In Denver, this was pride weekend. I was invited to walk in today’s parade as part of the Employees of the State of Colorado group, which I did. It was good fun. I got to meet the governor, wave a sign, and get in a nice walk on a nice day.

Here is a photo of Brooke and me, in front of some others in our group. We met up at Cheesman Park before walking out behind a state trooper patrol car that was decorated with rainbow stripes.

After we started moving, we then had to pause just outside the park for about 20 minutes until the parade actually began. Here is the group behind us, Rainbow Alley. The Celebrate Pride sign in the middle of the photo shows the State of Colorado’s new logo, modified for the rainbow theme.

The parade ended at Lincoln and Colfax, and we then went to the festival going on in Civic Center Park. Brooke spotted a tent of people from CSU so had to stop for a photo op, as a proud alum. I kept my mouth shut, being a wise CU alum.

Also, I didn’t take a photo but we were surprised to see my cousin Nashira, who just returned from college two days ago, and is working at NARAL for the summer. She and one other young woman were running the NARAL booth at the festival. I told her how proud I am of her.

Another tent we found was for the Denver Museum of Nature and Science. It’s my favorite museum and I’ve been a member for decades. So we had to get this photo.

According to my iPhone, we walked 4.3 miles. That includes walking to the start of the parade, walking in the parade, wandering around the festival, and walking home from the end of the parade.

how I spent my Sunday

After they cancelled my flight, they automatically booked me on one leaving Tuesday morning. Tuesday? There’s no way American can get me to Denver any sooner? Well, a couple phone calls later, I’m going to get back to Colorado today after all! Barely. Hopefully.

I met Larry Elmore today

I met the famous fantasy painter Larry Elmore today. We were both waiting for the same late airport shuttle and then rode together on the bus. I got to talk to him for 30 or 45 minutes, about everything from cars to meth to air travel to retirement to the draft. He’s 70 and says he’s never retiring, because he wouldn’t know what to do other than paint.

https://en.wikipedia.org/wiki/Larry_Elmore

I thanked him for all the great art he’s made that has enhanced fantastic role playing games since the 70s.

Cowboy Chicken

A couple of the locals at the game convention said I need to check out Cowboy Chicken, a restaurant with really good rotisserie chicken. And I needed a walk and had a three hour gap in my schedule. So I walked here.

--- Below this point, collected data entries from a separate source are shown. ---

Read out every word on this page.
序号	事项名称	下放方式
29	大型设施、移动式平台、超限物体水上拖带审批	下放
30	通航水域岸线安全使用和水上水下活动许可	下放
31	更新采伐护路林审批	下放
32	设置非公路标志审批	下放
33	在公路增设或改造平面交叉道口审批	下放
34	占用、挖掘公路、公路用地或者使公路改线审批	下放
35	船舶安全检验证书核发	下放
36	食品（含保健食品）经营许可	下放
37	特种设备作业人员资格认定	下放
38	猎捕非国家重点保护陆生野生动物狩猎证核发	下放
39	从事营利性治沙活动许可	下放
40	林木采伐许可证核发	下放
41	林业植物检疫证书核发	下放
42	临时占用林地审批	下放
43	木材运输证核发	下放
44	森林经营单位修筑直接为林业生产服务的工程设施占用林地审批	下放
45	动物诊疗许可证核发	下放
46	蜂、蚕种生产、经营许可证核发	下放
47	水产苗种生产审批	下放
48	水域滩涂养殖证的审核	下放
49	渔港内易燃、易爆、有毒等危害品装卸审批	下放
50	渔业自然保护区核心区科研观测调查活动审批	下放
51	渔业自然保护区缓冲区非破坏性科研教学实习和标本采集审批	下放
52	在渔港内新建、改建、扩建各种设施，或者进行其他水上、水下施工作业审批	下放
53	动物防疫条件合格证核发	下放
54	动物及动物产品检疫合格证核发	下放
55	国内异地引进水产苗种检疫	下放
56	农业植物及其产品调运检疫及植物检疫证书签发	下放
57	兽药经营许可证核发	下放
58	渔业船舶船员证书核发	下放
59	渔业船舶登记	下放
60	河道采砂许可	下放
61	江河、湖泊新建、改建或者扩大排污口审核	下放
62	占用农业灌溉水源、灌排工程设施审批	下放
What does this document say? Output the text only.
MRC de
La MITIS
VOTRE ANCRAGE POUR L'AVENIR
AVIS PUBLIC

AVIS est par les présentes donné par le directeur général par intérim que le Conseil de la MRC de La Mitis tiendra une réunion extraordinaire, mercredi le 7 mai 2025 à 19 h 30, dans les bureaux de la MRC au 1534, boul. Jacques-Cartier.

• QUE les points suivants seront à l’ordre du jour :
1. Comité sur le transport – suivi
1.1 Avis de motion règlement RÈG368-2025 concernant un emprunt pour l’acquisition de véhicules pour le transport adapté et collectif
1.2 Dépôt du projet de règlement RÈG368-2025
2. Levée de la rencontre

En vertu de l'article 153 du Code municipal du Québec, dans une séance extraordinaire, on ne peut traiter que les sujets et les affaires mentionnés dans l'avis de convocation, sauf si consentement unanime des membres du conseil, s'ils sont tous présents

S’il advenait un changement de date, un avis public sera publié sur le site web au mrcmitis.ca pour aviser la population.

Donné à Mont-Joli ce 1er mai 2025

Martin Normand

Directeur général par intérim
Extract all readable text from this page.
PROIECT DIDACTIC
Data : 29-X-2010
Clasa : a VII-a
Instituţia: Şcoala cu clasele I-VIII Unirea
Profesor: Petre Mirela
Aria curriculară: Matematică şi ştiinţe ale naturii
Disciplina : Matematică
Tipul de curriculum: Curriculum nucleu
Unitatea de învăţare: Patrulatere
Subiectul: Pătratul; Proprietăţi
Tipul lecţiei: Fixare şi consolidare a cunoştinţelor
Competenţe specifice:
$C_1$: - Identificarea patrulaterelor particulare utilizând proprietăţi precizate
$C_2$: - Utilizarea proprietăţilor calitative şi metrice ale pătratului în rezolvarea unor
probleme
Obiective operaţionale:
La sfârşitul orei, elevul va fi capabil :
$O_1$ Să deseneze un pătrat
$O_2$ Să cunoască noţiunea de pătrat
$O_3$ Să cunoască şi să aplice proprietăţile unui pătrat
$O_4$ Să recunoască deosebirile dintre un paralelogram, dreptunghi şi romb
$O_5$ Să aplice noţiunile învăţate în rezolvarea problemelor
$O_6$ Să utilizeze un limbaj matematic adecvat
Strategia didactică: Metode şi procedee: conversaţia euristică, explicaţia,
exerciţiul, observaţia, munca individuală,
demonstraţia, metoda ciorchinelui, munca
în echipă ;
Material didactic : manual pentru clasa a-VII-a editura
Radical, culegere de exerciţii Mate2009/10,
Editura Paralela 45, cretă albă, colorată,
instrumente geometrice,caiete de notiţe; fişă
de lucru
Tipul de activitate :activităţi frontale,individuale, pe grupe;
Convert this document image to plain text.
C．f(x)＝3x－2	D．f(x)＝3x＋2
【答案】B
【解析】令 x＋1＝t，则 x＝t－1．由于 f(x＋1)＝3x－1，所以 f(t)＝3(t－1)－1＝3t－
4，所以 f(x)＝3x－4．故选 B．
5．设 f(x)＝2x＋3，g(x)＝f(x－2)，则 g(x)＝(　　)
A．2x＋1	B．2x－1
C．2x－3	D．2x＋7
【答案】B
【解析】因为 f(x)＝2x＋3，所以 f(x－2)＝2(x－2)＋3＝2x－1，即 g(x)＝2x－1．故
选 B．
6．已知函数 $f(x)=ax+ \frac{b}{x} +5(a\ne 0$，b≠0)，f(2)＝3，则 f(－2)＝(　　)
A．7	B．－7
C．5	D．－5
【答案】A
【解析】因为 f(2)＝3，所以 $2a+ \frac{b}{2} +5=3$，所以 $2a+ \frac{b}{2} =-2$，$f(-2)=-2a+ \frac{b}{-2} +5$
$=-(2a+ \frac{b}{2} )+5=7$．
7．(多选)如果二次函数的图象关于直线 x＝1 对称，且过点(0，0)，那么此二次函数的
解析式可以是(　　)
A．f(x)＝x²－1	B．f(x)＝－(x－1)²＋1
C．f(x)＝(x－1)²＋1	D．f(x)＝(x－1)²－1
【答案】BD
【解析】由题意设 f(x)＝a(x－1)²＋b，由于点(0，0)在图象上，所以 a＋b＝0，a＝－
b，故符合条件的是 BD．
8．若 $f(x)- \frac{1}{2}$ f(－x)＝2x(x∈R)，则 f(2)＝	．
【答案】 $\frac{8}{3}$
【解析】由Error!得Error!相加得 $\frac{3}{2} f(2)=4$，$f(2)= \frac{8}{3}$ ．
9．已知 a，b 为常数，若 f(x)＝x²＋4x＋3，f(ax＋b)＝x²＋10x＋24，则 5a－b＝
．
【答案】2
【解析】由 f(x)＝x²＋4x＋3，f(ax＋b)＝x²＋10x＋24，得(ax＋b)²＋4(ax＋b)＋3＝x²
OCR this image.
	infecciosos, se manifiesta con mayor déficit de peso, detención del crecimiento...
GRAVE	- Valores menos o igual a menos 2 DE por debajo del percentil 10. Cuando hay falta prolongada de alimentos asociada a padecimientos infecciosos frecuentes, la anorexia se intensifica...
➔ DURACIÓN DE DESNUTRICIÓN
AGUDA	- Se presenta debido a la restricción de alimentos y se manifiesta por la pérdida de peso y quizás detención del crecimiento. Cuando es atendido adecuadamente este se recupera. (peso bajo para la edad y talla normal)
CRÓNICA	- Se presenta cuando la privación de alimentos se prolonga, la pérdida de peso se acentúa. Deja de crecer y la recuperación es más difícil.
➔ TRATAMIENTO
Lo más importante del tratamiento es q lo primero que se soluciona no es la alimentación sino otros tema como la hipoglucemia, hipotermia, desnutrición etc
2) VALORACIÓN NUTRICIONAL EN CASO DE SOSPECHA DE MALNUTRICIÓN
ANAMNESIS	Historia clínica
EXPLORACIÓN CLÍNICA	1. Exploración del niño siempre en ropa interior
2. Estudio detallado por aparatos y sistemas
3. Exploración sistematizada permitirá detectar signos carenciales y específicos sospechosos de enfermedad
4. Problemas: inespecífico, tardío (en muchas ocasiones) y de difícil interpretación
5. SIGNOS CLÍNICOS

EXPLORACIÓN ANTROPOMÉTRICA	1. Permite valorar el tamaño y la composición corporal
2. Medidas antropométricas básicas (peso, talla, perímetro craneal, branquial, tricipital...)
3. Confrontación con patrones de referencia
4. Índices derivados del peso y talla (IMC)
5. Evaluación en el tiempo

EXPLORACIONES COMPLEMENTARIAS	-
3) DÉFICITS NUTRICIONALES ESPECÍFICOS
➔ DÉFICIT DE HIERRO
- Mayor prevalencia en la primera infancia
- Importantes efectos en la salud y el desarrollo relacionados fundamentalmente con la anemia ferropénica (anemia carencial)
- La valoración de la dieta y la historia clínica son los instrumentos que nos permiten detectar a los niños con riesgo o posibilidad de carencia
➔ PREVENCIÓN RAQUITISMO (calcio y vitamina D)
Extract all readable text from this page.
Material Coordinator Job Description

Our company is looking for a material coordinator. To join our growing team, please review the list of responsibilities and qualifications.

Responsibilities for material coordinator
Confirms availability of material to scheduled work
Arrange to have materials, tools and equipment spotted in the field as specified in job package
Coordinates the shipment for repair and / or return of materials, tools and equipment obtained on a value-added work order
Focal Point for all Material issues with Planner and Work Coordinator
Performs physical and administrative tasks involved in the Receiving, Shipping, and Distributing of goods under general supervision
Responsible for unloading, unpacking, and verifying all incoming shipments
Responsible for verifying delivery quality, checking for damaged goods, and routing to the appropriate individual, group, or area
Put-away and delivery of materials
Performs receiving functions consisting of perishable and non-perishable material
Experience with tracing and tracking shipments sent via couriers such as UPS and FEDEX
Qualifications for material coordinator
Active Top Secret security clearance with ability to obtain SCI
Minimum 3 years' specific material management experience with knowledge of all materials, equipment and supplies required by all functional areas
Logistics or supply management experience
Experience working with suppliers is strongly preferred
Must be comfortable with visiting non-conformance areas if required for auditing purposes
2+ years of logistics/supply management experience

My order: “quarter white” with green beans, okra, and a glass of ice water. It’s pretty good. The place is a little more fast food-ish than I expected. And their use of Texas cowboy-ness in the decor is a little excessive (like a lot of things in Texas). But I like the food.

first “win” of the con

I’m in Irving, Texas for a small four-day gaming convention called North Texas RPG Con. I attended last year and it was fun enough I came back. The convention is at the Westin hotel by the Dallas-Fort Worth airport, so it’s easy and pretty cheap to get to.

I arrived early this afternoon and got in two games so far. One was Dungeon Crawl Classics RPG and the second was a tournament game of a DCCRPG variant called Umerica, which is mostly modeled on the TV show “Thundarr the Barbarian” and related fantasy and sci-fi shows of the 80s.

I got second place in that second game. Here is my medal and my award-winning character, named Diana Ross.

The back of the medal reads “2019 NTRPG TOURNAMENT – BLOOD BATH AT ALLSVIL”.